Reconfirming the diagnosis of childhood onset growth hormone deficiency (GHD) in young adults is necessary to demonstrate the need for continuation of GH therapy.

OBJECTIVE

This nationally-based study was planned to establish GH status during adulthood in childhood-onset GH deficient patients and to evaluate factors that would predict persistency of the GHD.

METHODS

In this multicenter study, 70 GH deficient patients who had reached final height were evaluated after completion of GH treatment. Fifty-two patients (74%) had isolated GHD and 18 patients (26%) had multiple pituitary hormone deficiency (MPHD). Patients who had reached final height and the pubertal Tanner stage 5 were reevaluated for GH status. After at least 6 weeks of cessation of GH treatment, patients were retested with insulin induced hypoglycemia.

RESULTS

GHD was found to be transient in 64.3% of all patients. Of the isolated GH deficient patients 82.7% had transient GHD, whereas 88.9% of the MPHD patients showed persistent GHD. Comparison of isolated GH deficient and multiple hormone deficient patients indicated higher peak GH, IGF-I and IGFBP-3 levels in isolated GH deficient patients.
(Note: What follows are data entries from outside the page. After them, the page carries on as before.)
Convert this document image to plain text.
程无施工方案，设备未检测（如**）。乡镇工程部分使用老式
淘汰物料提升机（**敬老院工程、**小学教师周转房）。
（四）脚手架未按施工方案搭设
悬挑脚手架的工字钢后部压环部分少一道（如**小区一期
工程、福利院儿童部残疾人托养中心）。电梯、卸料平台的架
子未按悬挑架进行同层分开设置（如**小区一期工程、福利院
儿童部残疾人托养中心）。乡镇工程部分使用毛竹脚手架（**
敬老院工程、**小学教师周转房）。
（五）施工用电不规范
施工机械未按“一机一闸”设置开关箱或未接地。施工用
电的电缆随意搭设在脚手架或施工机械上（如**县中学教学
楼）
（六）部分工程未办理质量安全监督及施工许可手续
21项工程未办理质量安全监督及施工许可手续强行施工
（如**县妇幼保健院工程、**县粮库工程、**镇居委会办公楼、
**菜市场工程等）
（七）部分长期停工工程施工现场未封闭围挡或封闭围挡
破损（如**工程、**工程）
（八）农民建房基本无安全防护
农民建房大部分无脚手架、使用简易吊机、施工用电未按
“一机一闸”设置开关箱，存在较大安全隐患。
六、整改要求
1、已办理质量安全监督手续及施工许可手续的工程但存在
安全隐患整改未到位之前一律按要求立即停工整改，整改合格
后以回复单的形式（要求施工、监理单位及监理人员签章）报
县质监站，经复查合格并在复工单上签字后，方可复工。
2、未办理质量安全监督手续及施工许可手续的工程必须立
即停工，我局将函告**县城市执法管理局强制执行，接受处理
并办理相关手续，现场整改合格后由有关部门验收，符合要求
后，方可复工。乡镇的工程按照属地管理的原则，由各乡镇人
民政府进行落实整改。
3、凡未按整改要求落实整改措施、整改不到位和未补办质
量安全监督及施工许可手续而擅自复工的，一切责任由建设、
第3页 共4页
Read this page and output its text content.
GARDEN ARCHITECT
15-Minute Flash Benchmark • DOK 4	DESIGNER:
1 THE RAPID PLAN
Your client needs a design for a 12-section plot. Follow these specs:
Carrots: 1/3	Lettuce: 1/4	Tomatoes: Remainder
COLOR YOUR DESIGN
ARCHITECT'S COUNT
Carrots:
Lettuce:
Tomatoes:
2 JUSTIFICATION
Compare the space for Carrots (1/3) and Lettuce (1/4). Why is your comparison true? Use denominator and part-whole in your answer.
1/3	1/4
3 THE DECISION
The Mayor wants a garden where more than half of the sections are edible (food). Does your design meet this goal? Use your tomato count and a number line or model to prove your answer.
No parameter was significantly different in the transiently and persistently GH deficient patients with respect to gender. Although specificity of IGF-I value of less than -2 SD showing persistency of GHD was lower than the specificity of IGFBP-3 value of less than -2 SD (65.7% vs 84%), negative predictive values were similar for the two parameters (85.2% and 84%, respectively).

CONCLUSION

Most of the cases of childhood onset GHD are idiopathic and the GHD is transient. In patients with MPHD, GHD is generally permanent. Low IGF-I and IGFBP-3 levels are supporting findings to show persistency of the GHD.